When it comes to technology management, planning, and decision making, extracting information from existing data sets—or, predictive analysis—can be an essential business tool. Predictive models are used to examine existing data and trends to better understand customers and products while also identifying potential future opportunities and risks.1
These business intelligence models create forecasts by integrating data mining, machine learning, statistical modeling, and other data technology.

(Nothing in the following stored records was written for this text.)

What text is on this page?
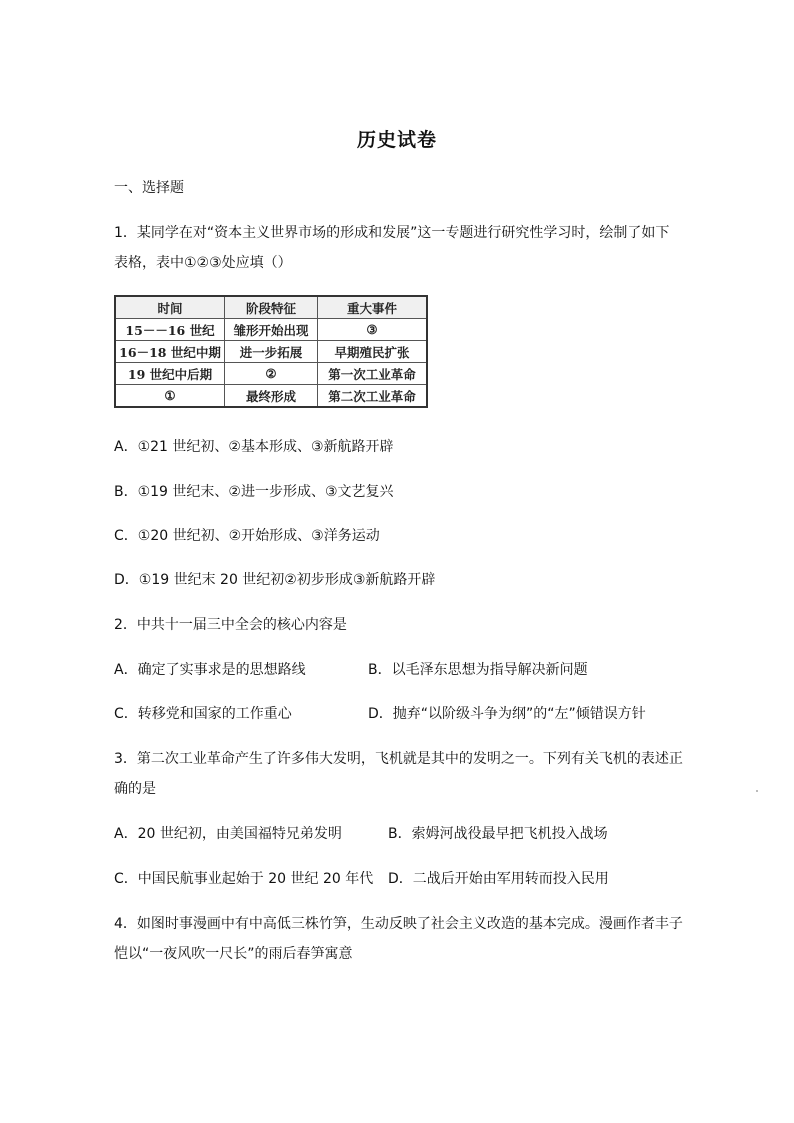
历史试卷
一、选择题
1．某同学在对“资本主义世界市场的形成和发展”这一专题进行研究性学习时，绘制了如下
表格，表中①②③处应填（）
时间	阶段特征	重大事件
15－－16 世纪	雏形开始出现	③
16－18 世纪中期	进一步拓展	早期殖民扩张
19 世纪中后期	②	第一次工业革命
①	最终形成	第二次工业革命
A．①21 世纪初、②基本形成、③新航路开辟
B．①19 世纪末、②进一步形成、③文艺复兴
C．①20 世纪初、②开始形成、③洋务运动
D．①19 世纪末 20 世纪初②初步形成③新航路开辟
2．中共十一届三中全会的核心内容是
A．确定了实事求是的思想路线	B．以毛泽东思想为指导解决新问题
C．转移党和国家的工作重心	D．抛弃“以阶级斗争为纲”的“左”倾错误方针
3．第二次工业革命产生了许多伟大发明，飞机就是其中的发明之一。下列有关飞机的表述正
确的是
A．20 世纪初，由美国福特兄弟发明	B．索姆河战役最早把飞机投入战场
C．中国民航事业起始于 20 世纪 20 年代 D．二战后开始由军用转而投入民用
4．如图时事漫画中有中高低三株竹笋，生动反映了社会主义改造的基本完成。漫画作者丰子
恺以“一夜风吹一尺长”的雨后春笋寓意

Who uses predictive analytics?
Technology management teams in marketing, finance, insurance, retail, tourism, healthcare, pharmaceutical, and utility companies alike rely on predictive analytics to plan for the future or improve the customer experience. Take Netflix and Amazon for example. Netflix learns which movies viewers are likely to enjoy and Amazon predicts what a customer will buy—even going as far as to patent “anticipatory shipping,” which would deliver packages to a geographic region before a customer actually buys them.2
Benefits of Predictive Analytics
In its multiple forms—predictive modeling, decision analysis and optimization, transaction profiling, and predictive search—predictive analytics can be applied to a range of business strategies and has been a key player in search advertising and recommendation engines.3 These techniques can provide managers and executives with decision-making tools to influence upselling, sales and revenue forecasting, manufacturing optimization, and even new product development. Though useful and beneficial, predictive analytics isn’t for everyone.
Drawbacks and Criticism
A company that wishes to utilize data-driven decision-making needs to have access to substantial relevant data from a range of activities, and sometimes big data sets are hard to come by. Even if a company has sufficient data, critics argue that when anticipating human behavior computers and algorithms fail to consider variables—from changing weather to moods to relationships—that might influence customer-purchasing patterns.

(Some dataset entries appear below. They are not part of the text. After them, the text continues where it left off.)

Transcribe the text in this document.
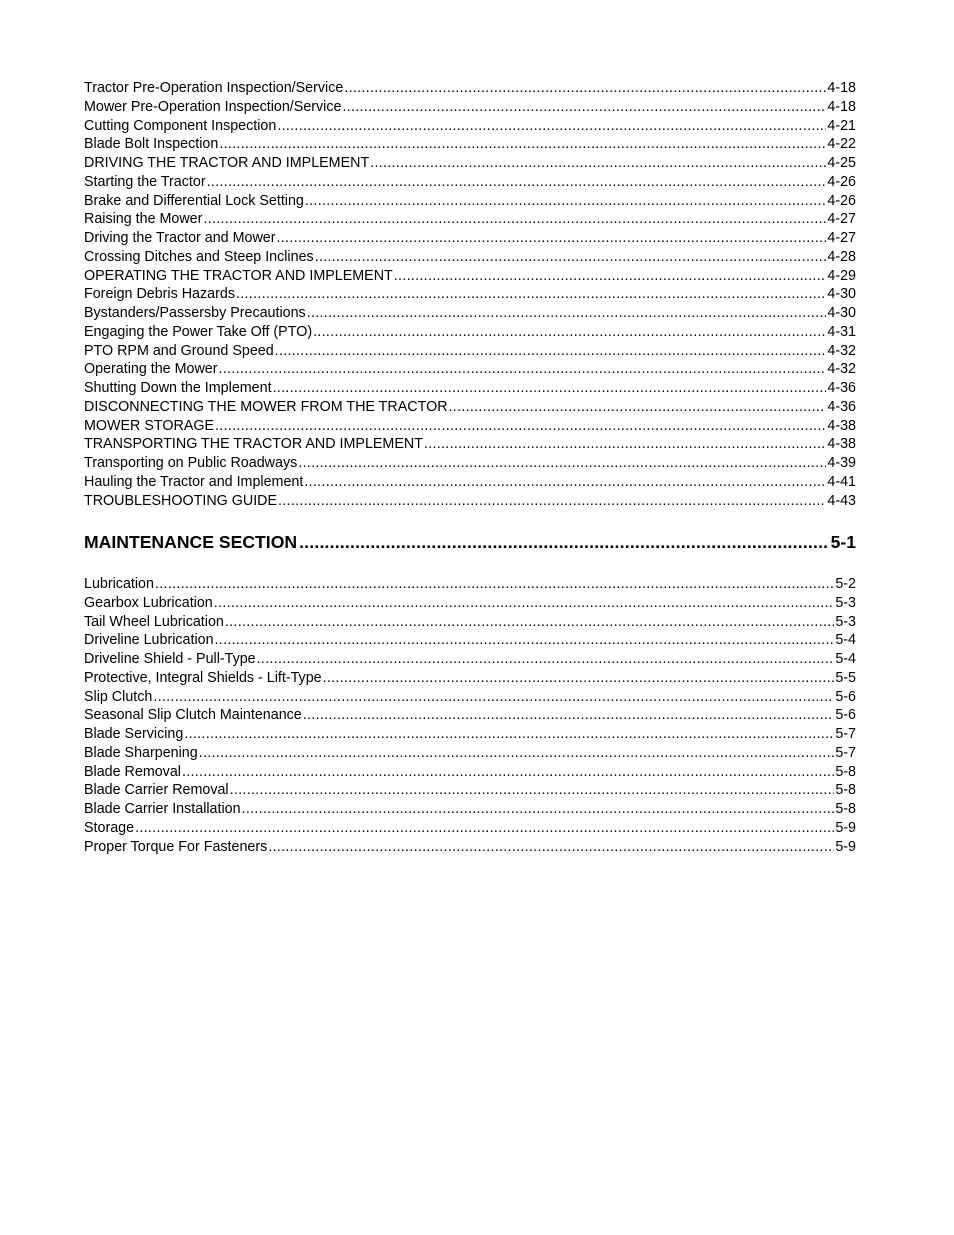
Tractor Pre-Operation Inspection/Service .....	4-18
Mower Pre-Operation Inspection/Service .....	4-18
Cutting Component Inspection .....	4-21
Blade Bolt Inspection .....	4-22
DRIVING THE TRACTOR AND IMPLEMENT .....	4-25
Starting the Tractor .....	4-26
Brake and Differential Lock Setting .....	4-26
Raising the Mower .....	4-27
Driving the Tractor and Mower .....	4-27
Crossing Ditches and Steep Inclines .....	4-28
OPERATING THE TRACTOR AND IMPLEMENT .....	4-29
Foreign Debris Hazards .....	4-30
Bystanders/Passersby Precautions .....	4-30
Engaging the Power Take Off (PTO) .....	4-31
PTO RPM and Ground Speed .....	4-32
Operating the Mower .....	4-32
Shutting Down the Implement .....	4-36
DISCONNECTING THE MOWER FROM THE TRACTOR .....	4-36
MOWER STORAGE .....	4-38
TRANSPORTING THE TRACTOR AND IMPLEMENT .....	4-38
Transporting on Public Roadways .....	4-39
Hauling the Tractor and Implement .....	4-41
TROUBLESHOOTING GUIDE .....	4-43
MAINTENANCE SECTION .....	5-1
Lubrication .....	5-2
Gearbox Lubrication .....	5-3
Tail Wheel Lubrication .....	5-3
Driveline Lubrication .....	5-4
Driveline Shield - Pull-Type .....	5-4
Protective, Integral Shields - Lift-Type .....	5-5
Slip Clutch .....	5-6
Seasonal Slip Clutch Maintenance .....	5-6
Blade Servicing .....	5-7
Blade Sharpening .....	5-7
Blade Removal .....	5-8
Blade Carrier Removal .....	5-8
Blade Carrier Installation .....	5-8
Storage .....	5-9
Proper Torque For Fasteners .....	5-9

Time also plays a role in how well these techniques work. Though a model may be successful at one point in time, customer behavior changes with time and therefore a model must be updated. The financial crisis in 2008-2009 exemplifies how crucial time consideration is because invalid models were predicting the likelihood of mortgage customers repaying loans without considering the possibility that housing prices might drop.4
A thorough understanding of predictive analytics can help you with business forecasting, deciding when and when not to implement predictive methods into a technology management plan, and managing data scientists.